No. I’m simply assuming that the longer you live, the higher are your Medicare and Social Security benefits. That’s necessarily the case with Social Security and likely the case with Medicare.
But isn’t this a much stronger argument for means testing of the programs than it is for across-the-board cuts?
Yes. And I’ll take the cuts any way I can get them.
R Richard Schweitzer
Oct 17 2015 at 11:29am
What are Medicare and Medicaid?
Are they not simply two processes to provide particular services to particular segments of our society; basically, delivery systems for distributing specific services?
Are not their functions determined by political means – THROUGH GOVERNMENTS?
Is either process anything more than that form (via governments) of the delivery of the actual techniques and science which produce the results discussed?
Do either of these processes originate or foment any advances in those beneficial things; or, does that system of delivery create any constraints on their availability and advances?
Should not the question be: Is this the optimum means of these deliveries?
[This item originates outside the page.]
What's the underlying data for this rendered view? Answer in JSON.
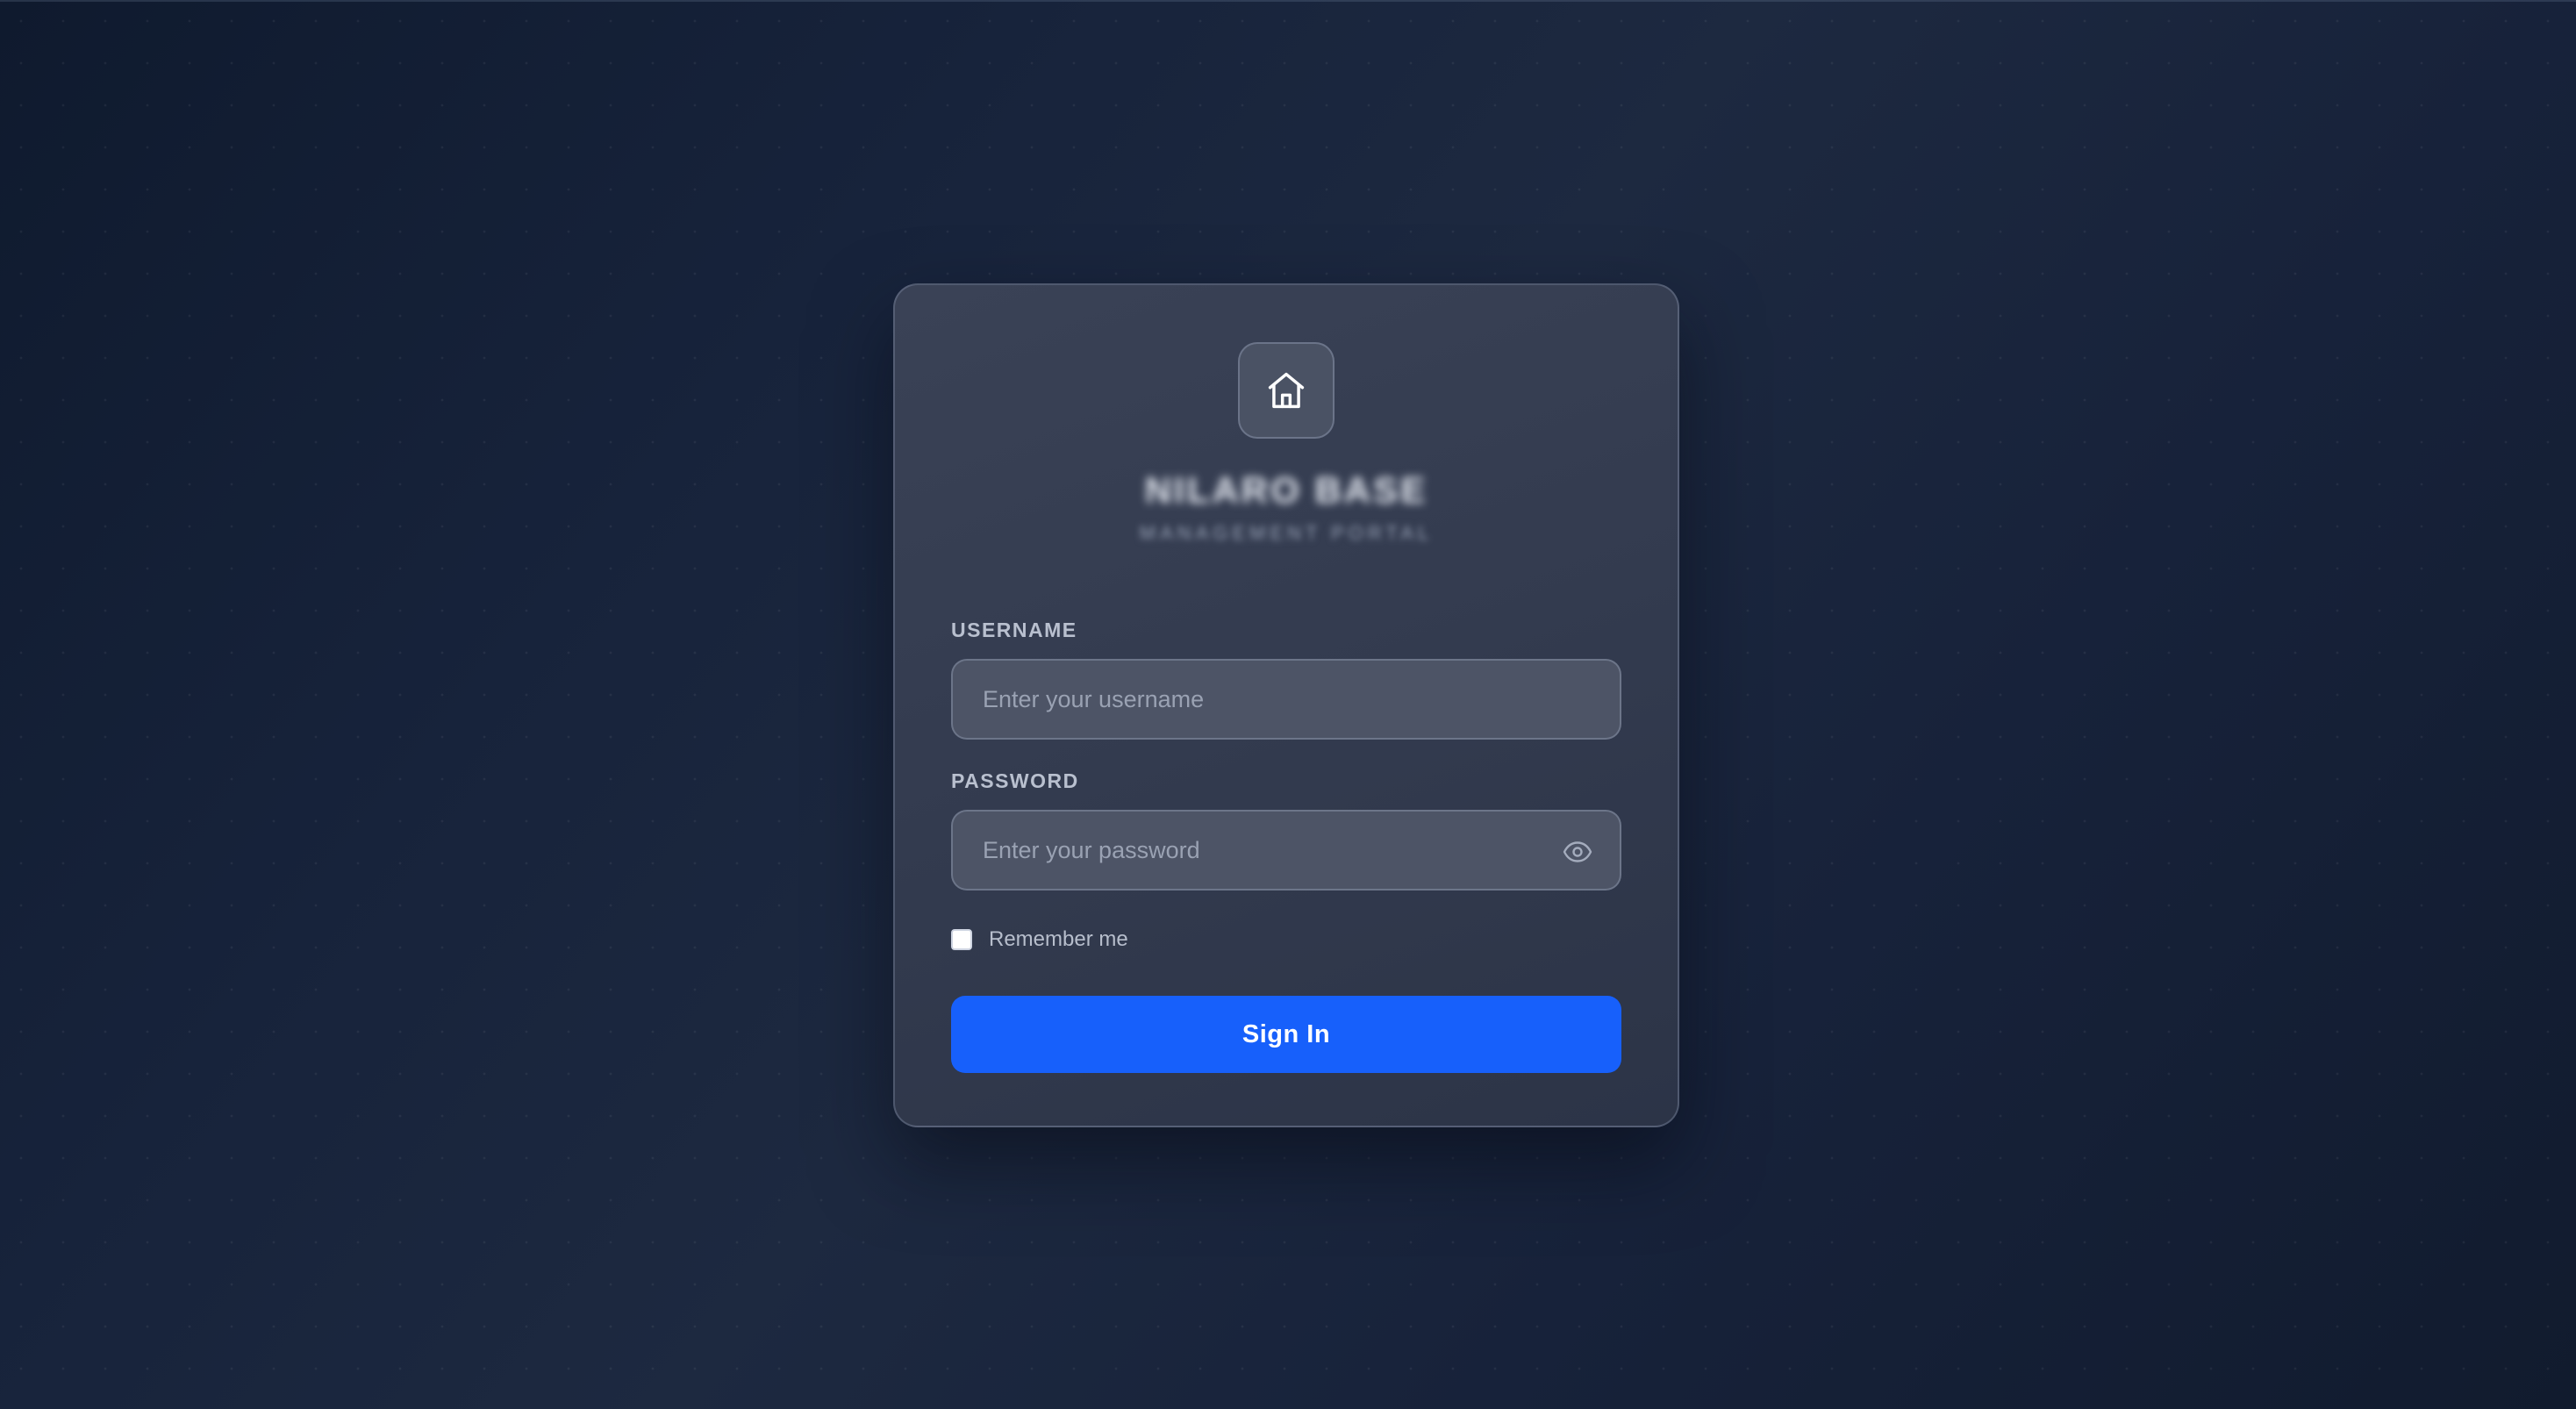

Is so, why? Are political means superior to other (even market and eleemosynary) processes? Have they been [50 years]?
Should we not look at these two programs for what they are rather than what they are involved with?
Harold Cockerill
Oct 17 2015 at 4:37pm
So increasing the age at which we become eligible for SS is a reasonable adjustment. I’m 65 and don’t expect to retire soon anyways. I show up every day at work (except for that unfortunate period after I fell off the roof) and do whatever it takes to get the job done. I don’t complain and know a lot about my job. I’ve never been out of work. There are a lot of people like me.
Given the wet blanket the administrative state is now there aren’t enough new jobs being created for young people coming into the work force. If I keep working it means there isn’t an opening for someone else, someone younger. Also I can afford to work for less money and know how to live on almost nothing. I’m very productive and can be really cheap. How does a new worker compete with that?
Unless we find a way to increase economic growth there will be a societal collision (which has probably already started). The administrative state’s response will surely be more interference. Is there anything that can stop that from happening?
ThomasH
Oct 17 2015 at 7:16pm
There are lots of things that we could do to increase growth. First (in no particular order) would be to have prevented the huge loss in output and reduced investment that the Recession brought. Second would be to examine mainly urban policies to remove the subsidies to traffic congestion by charging for urban street use and remove the impediments to higher residential and business density in cities. Third would be to substitute pigou taxes for all the kludgy alternatives such as command and control regulation of pollution emissions and “clean energy” subsidies and set-asides. Fourth would be to eliminate business taxation, substituting a progressive income tax on owners. Fifth, remove taxes on wages, substituting a progressive consumption tax.
I don’t think reducing SS and Medicare benefits would create much more growth, although finding cheaper ways to deliver those health benefits could.
R Richard Schweitzer
Oct 18 2015 at 2:06pm
Reading the comments here (and elsewhere) about “Growth” –
Possibly one of the better things that may be taken from Angus Deaton’s studies and learning is the focus more on understanding what is happening in the compositions of individual lives – rather than on some amorphous aggregate statistic.
Would one ask, “Has there been Growth in the quality of life; in the quality of relationships, etc.?” Is there AN aggregate statistic?
Are we still stuck with what Robert Nozick called the “normative” study of trying to decide what should cause improvements; rather than learn what does?